Women’s Unpaid Care Work: Calls for Better Data
Sept. 25, 2025

Why in the News?

  • Experts have urged the government to refine the Time Use Survey to capture whether women’s rising unpaid care work is a matter of choice or obligation.

What’s in Today’s Article?

  • Unpaid Care Work (Introduction, Impact on Female Labour Force, Limitations of TUS, Recommendations, etc.)

Introduction

  • Unpaid care work forms the invisible backbone of economies worldwide, yet it remains undercounted and undervalued.
  • In India, women disproportionately shoulder this burden, spending hours daily on household chores, caregiving, and community work that go unrecognised in formal economic indicators like GDP.
  • While India conducts a Time Use Survey (TUS) to map these patterns, experts argue that it does not fully capture the reasons behind women’s engagement in unpaid labour.
  • The need for more granular data has become crucial as female labour force participation rates (FLFPR) in India remain among the lowest in the world, raising concerns over gender inequality in economic and social outcomes.

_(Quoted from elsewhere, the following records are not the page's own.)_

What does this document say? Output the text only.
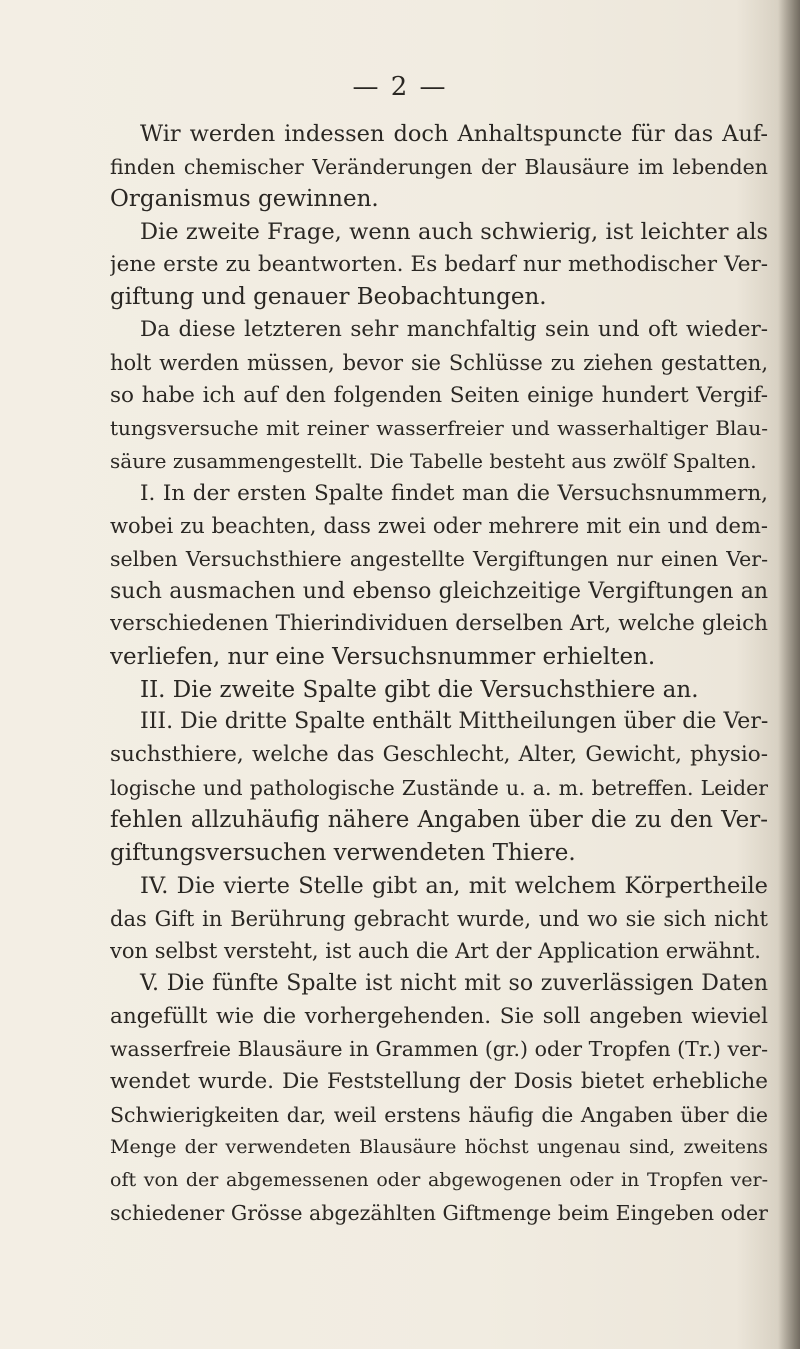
— 2 —
Wir werden indessen doch Anhaltspuncte für das Auf-
finden chemischer Veränderungen der Blausäure im lebenden
Organismus gewinnen.
Die zweite Frage, wenn auch schwierig, ist leichter als
jene erste zu beantworten. Es bedarf nur methodischer Ver-
giftung und genauer Beobachtungen.
Da diese letzteren sehr manchfaltig sein und oft wieder-
holt werden müssen, bevor sie Schlüsse zu ziehen gestatten,
so habe ich auf den folgenden Seiten einige hundert Vergif-
tungsversuche mit reiner wasserfreier und wasserhaltiger Blau-
säure zusammengestellt. Die Tabelle besteht aus zwölf Spalten.
I. In der ersten Spalte findet man die Versuchsnummern,
wobei zu beachten, dass zwei oder mehrere mit ein und dem-
selben Versuchsthiere angestellte Vergiftungen nur einen Ver-
such ausmachen und ebenso gleichzeitige Vergiftungen an
verschiedenen Thierindividuen derselben Art, welche gleich
verliefen, nur eine Versuchsnummer erhielten.
II. Die zweite Spalte gibt die Versuchsthiere an.
III. Die dritte Spalte enthält Mittheilungen über die Ver-
suchsthiere, welche das Geschlecht, Alter, Gewicht, physio-
logische und pathologische Zustände u. a. m. betreffen. Leider
fehlen allzuhäufig nähere Angaben über die zu den Ver-
giftungsversuchen verwendeten Thiere.
IV. Die vierte Stelle gibt an, mit welchem Körpertheile
das Gift in Berührung gebracht wurde, und wo sie sich nicht
von selbst versteht, ist auch die Art der Application erwähnt.
V. Die fünfte Spalte ist nicht mit so zuverlässigen Daten
angefüllt wie die vorhergehenden. Sie soll angeben wieviel
wasserfreie Blausäure in Grammen (gr.) oder Tropfen (Tr.) ver-
wendet wurde. Die Feststellung der Dosis bietet erhebliche
Schwierigkeiten dar, weil erstens häufig die Angaben über die
Menge der verwendeten Blausäure höchst ungenau sind, zweitens
oft von der abgemessenen oder abgewogenen oder in Tropfen ver-
schiedener Grösse abgezählten Giftmenge beim Eingeben oder
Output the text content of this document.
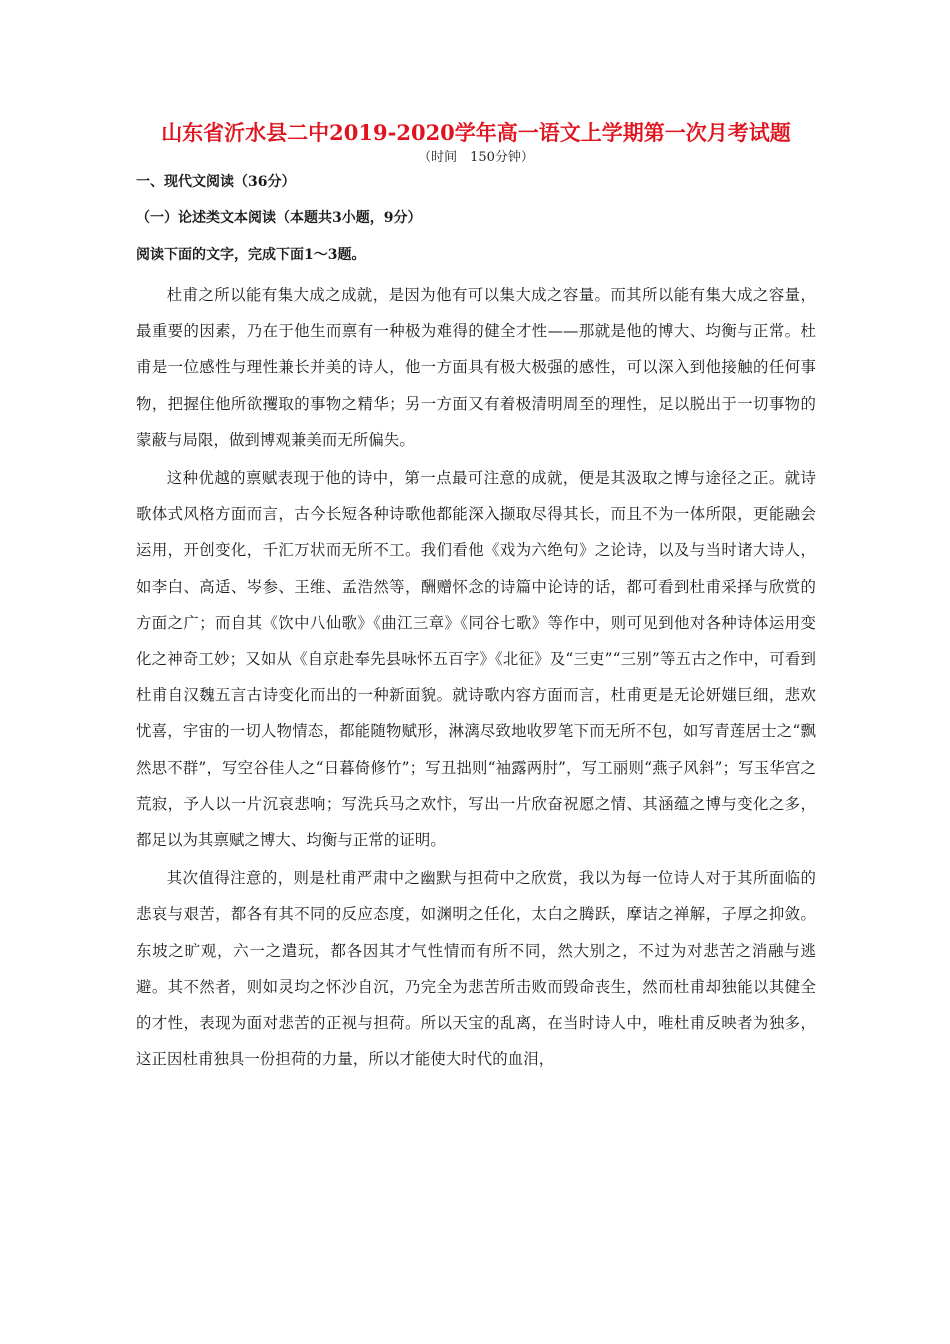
山东省沂水县二中2019-2020学年高一语文上学期第一次月考试题
（时间　150分钟）
一、现代文阅读（36分）
（一）论述类文本阅读（本题共3小题，9分）
阅读下面的文字，完成下面1～3题。

杜甫之所以能有集大成之成就，是因为他有可以集大成之容量。而其所以能有集大成之容量，最重要的因素，乃在于他生而禀有一种极为难得的健全才性——那就是他的博大、均衡与正常。杜甫是一位感性与理性兼长并美的诗人，他一方面具有极大极强的感性，可以深入到他接触的任何事物，把握住他所欲攫取的事物之精华；另一方面又有着极清明周至的理性，足以脱出于一切事物的蒙蔽与局限，做到博观兼美而无所偏失。

这种优越的禀赋表现于他的诗中，第一点最可注意的成就，便是其汲取之博与途径之正。就诗歌体式风格方面而言，古今长短各种诗歌他都能深入撷取尽得其长，而且不为一体所限，更能融会运用，开创变化，千汇万状而无所不工。我们看他《戏为六绝句》之论诗，以及与当时诸大诗人，如李白、高适、岑参、王维、孟浩然等，酬赠怀念的诗篇中论诗的话，都可看到杜甫采择与欣赏的方面之广；而自其《饮中八仙歌》《曲江三章》《同谷七歌》等作中，则可见到他对各种诗体运用变化之神奇工妙；又如从《自京赴奉先县咏怀五百字》《北征》及“三吏”“三别”等五古之作中，可看到杜甫自汉魏五言古诗变化而出的一种新面貌。就诗歌内容方面而言，杜甫更是无论妍媸巨细，悲欢忧喜，宇宙的一切人物情态，都能随物赋形，淋漓尽致地收罗笔下而无所不包，如写青莲居士之“飘然思不群”，写空谷佳人之“日暮倚修竹”；写丑拙则“袖露两肘”，写工丽则“燕子风斜”；写玉华宫之荒寂，予人以一片沉哀悲响；写洗兵马之欢忭，写出一片欣奋祝愿之情、其涵蕴之博与变化之多，都足以为其禀赋之博大、均衡与正常的证明。

其次值得注意的，则是杜甫严肃中之幽默与担荷中之欣赏，我以为每一位诗人对于其所面临的悲哀与艰苦，都各有其不同的反应态度，如渊明之任化，太白之腾跃，摩诘之禅解，子厚之抑敛。东坡之旷观，六一之遣玩，都各因其才气性情而有所不同，然大别之，不过为对悲苦之消融与逃避。其不然者，则如灵均之怀沙自沉，乃完全为悲苦所击败而毁命丧生，然而杜甫却独能以其健全的才性，表现为面对悲苦的正视与担荷。所以天宝的乱离，在当时诗人中，唯杜甫反映者为独多，这正因杜甫独具一份担荷的力量，所以才能使大时代的血泪，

Women’s Unpaid Care Work in India

  • Globally, women spend three times more hours than men on unpaid care work. In India, the gender gap is even more striking.
  • According to the 2019 TUS, Indian women spend 4.5 hours daily on unpaid household and caregiving tasks, compared to just 1.5 hours for men. Activities include:
    • Cooking, cleaning, and household maintenance.
    • Caring for children, elderly, and sick family members.
    • Community-related unpaid services, such as water collection.
  • While vital, these activities are excluded from GDP accounting, thereby undervaluing women’s economic contributions.
  • This unpaid work also constrains women’s access to education, skill development, and formal employment, creating a vicious cycle of economic dependency.
  • Impact on Female Labour Force Participation
    • India’s female labour force participation rate hovers around 23% (PLFS 2022-23), far lower than global averages and peers like China (61%) and Bangladesh (38%).
    • A significant factor behind this gap is the disproportionate unpaid care burden on women.
    • The absence of institutional support, such as affordable childcare, elderly care infrastructure, and flexible work arrangements, worsens the problem.

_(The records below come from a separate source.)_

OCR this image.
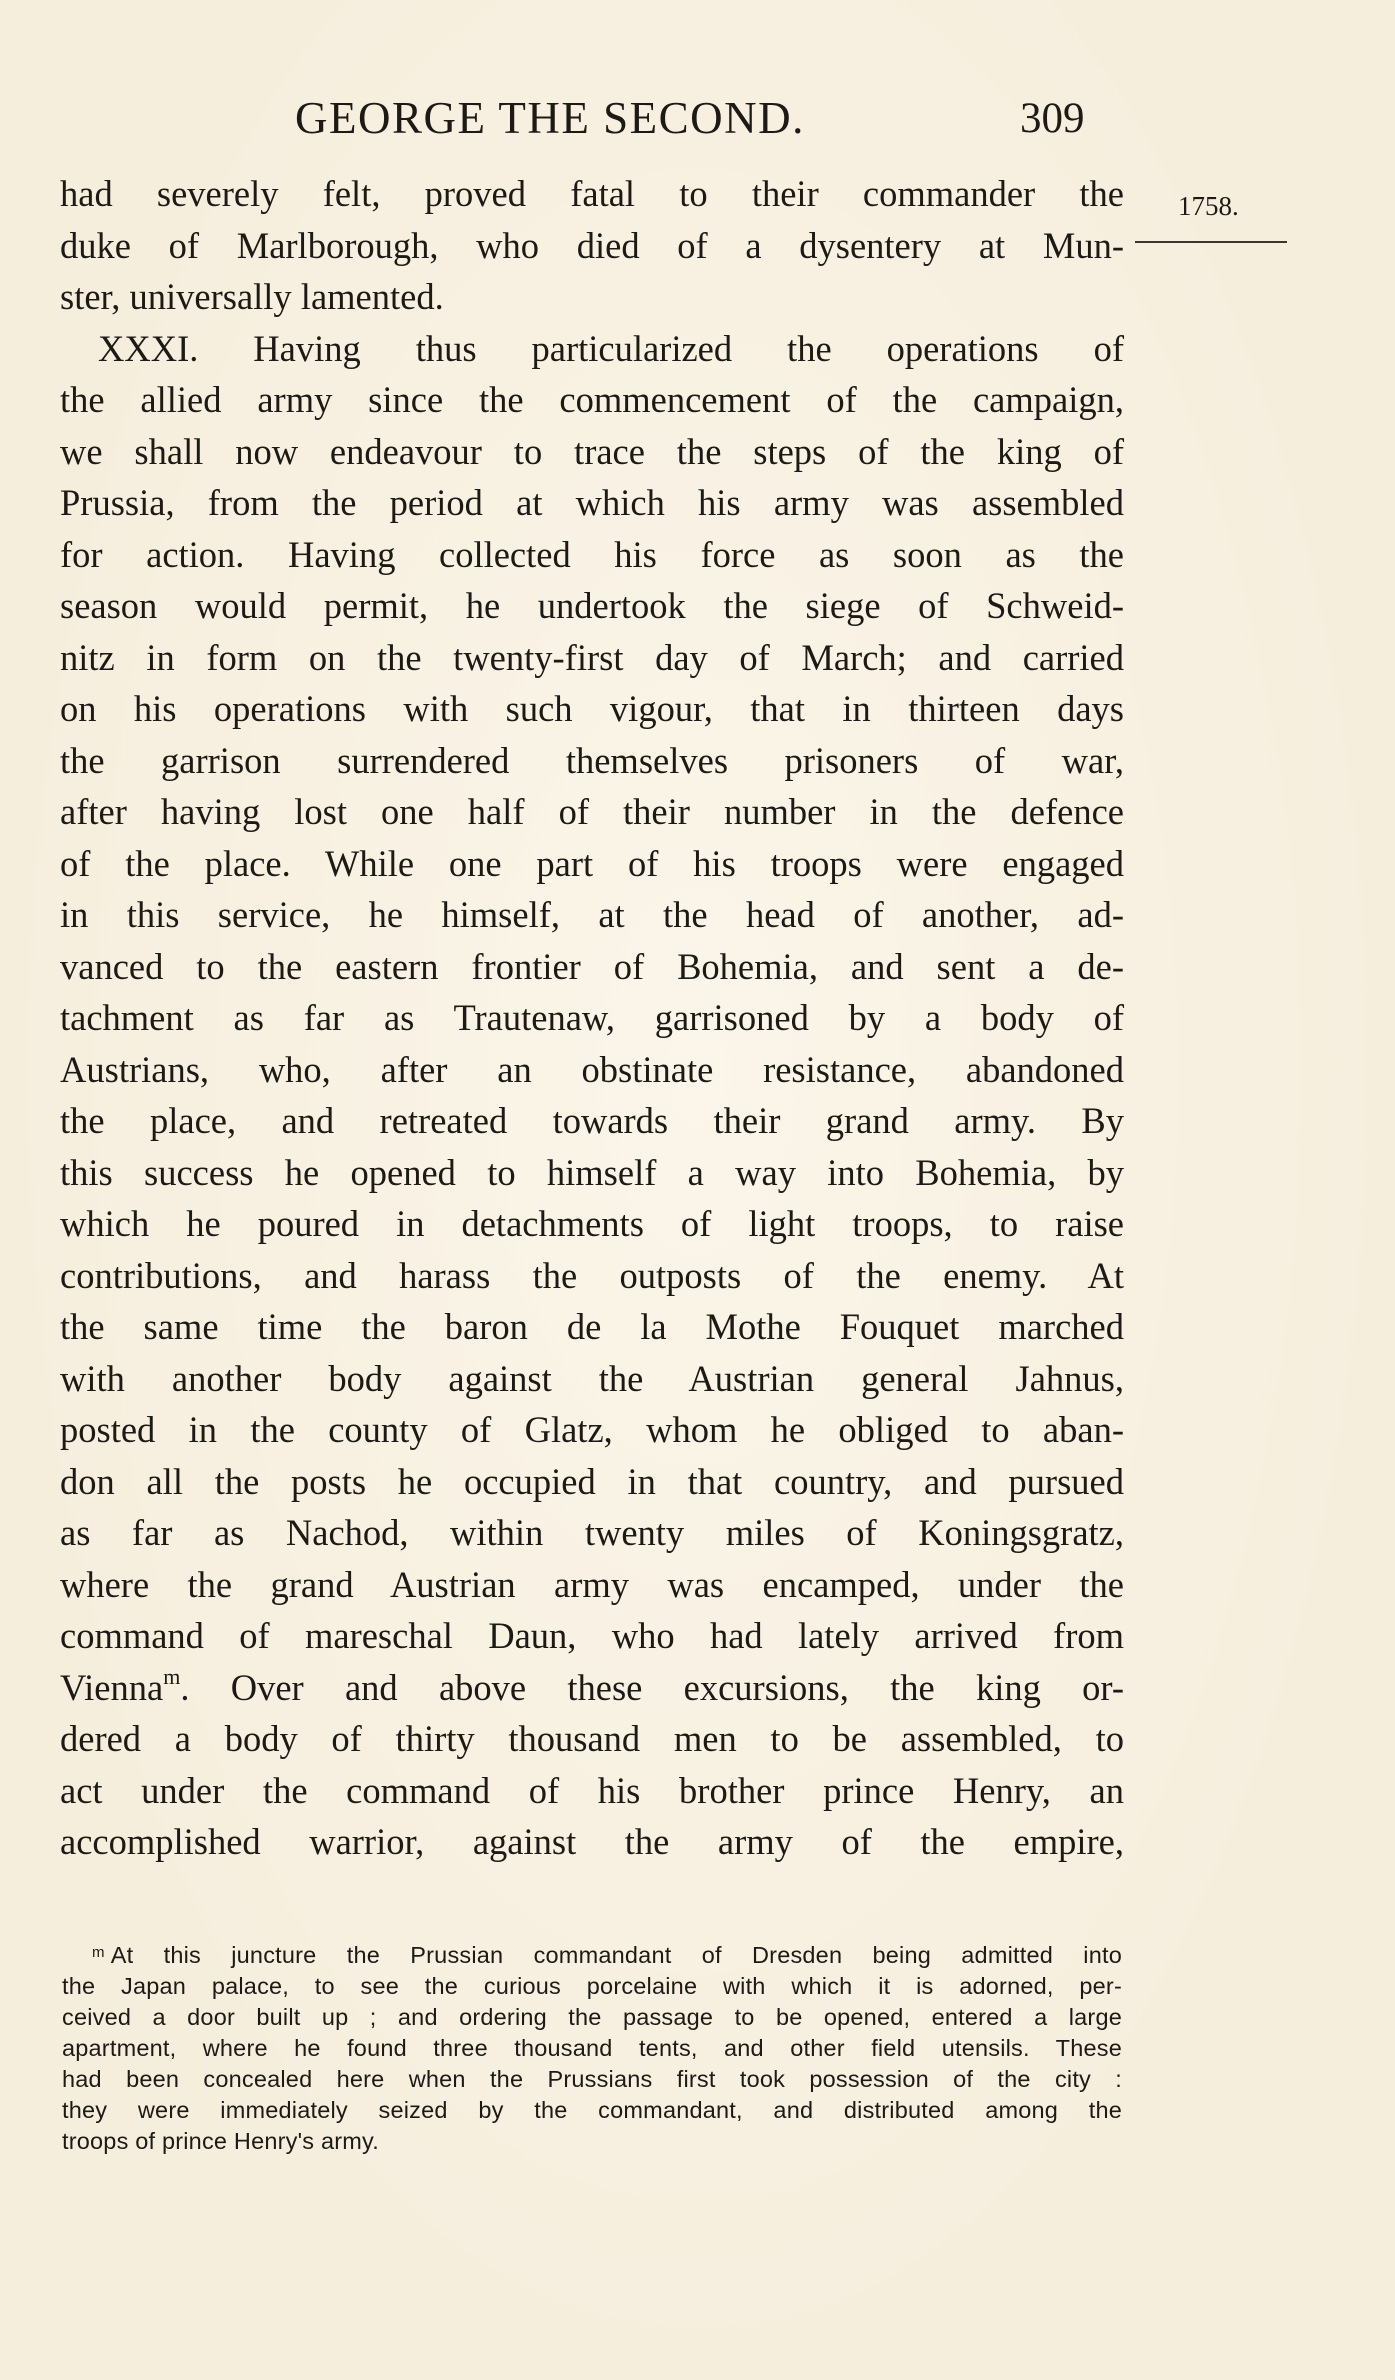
GEORGE THE SECOND.	309
1758.
had severely felt, proved fatal to their commander the
duke of Marlborough, who died of a dysentery at Mun-
ster, universally lamented.
XXXI. Having thus particularized the operations of
the allied army since the commencement of the campaign,
we shall now endeavour to trace the steps of the king of
Prussia, from the period at which his army was assembled
for action. Having collected his force as soon as the
season would permit, he undertook the siege of Schweid-
nitz in form on the twenty-first day of March; and carried
on his operations with such vigour, that in thirteen days
the garrison surrendered themselves prisoners of war,
after having lost one half of their number in the defence
of the place. While one part of his troops were engaged
in this service, he himself, at the head of another, ad-
vanced to the eastern frontier of Bohemia, and sent a de-
tachment as far as Trautenaw, garrisoned by a body of
Austrians, who, after an obstinate resistance, abandoned
the place, and retreated towards their grand army. By
this success he opened to himself a way into Bohemia, by
which he poured in detachments of light troops, to raise
contributions, and harass the outposts of the enemy. At
the same time the baron de la Mothe Fouquet marched
with another body against the Austrian general Jahnus,
posted in the county of Glatz, whom he obliged to aban-
don all the posts he occupied in that country, and pursued
as far as Nachod, within twenty miles of Koningsgratz,
where the grand Austrian army was encamped, under the
command of mareschal Daun, who had lately arrived from
Vienna$^m$. Over and above these excursions, the king or-
dered a body of thirty thousand men to be assembled, to
act under the command of his brother prince Henry, an
accomplished warrior, against the army of the empire,
$^m$ At this juncture the Prussian commandant of Dresden being admitted into
the Japan palace, to see the curious porcelaine with which it is adorned, per-
ceived a door built up ; and ordering the passage to be opened, entered a large
apartment, where he found three thousand tents, and other field utensils. These
had been concealed here when the Prussians first took possession of the city :
they were immediately seized by the commandant, and distributed among the
troops of prince Henry's army.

Limitations of the Time Use Survey

  • The National Sample Survey Office (NSSO) conducted India’s first TUS in 1998-99, followed by the second in 2019.
  • While the survey captures the number of hours men and women spend on paid and unpaid activities, experts argue it falls short in answering critical questions:
    • Choice vs. Compulsion: Are women engaging in unpaid care work voluntarily, or because societal and economic pressures leave them with no option?
    • Quality of Work: Does unpaid care work affect women’s health, aspirations, and capacity to enter paid employment?
    • Policy Integration: How can the findings be used to design childcare schemes, flexible employment policies, and social security?
  • Without capturing these nuances, the TUS risks portraying unpaid labour as an accepted “choice” rather than an economic compulsion rooted in gender norms.

Expert Recommendations for Improvement

  • Several labour economists, gender experts, and social researchers have called for reforms in how India measures unpaid care work:
  • Refined Survey Methodology
    • Introduce qualitative questions on whether women see unpaid care work as a duty or a choice.
    • Capture intergenerational differences, as younger women may perceive unpaid labour differently than older cohorts.
  • Integration with Labour Statistics
  • Policy-Oriented Use of Data
    • Use findings to strengthen schemes like the Pradhan Mantri Matru Vandana Yojana (PMMVY) and Anganwadi services, ensuring women get institutional support for care responsibilities.
  • Recognition in GDP Accounting
    • Explore satellite accounts or alternative GDP frameworks that assign economic value to unpaid care work.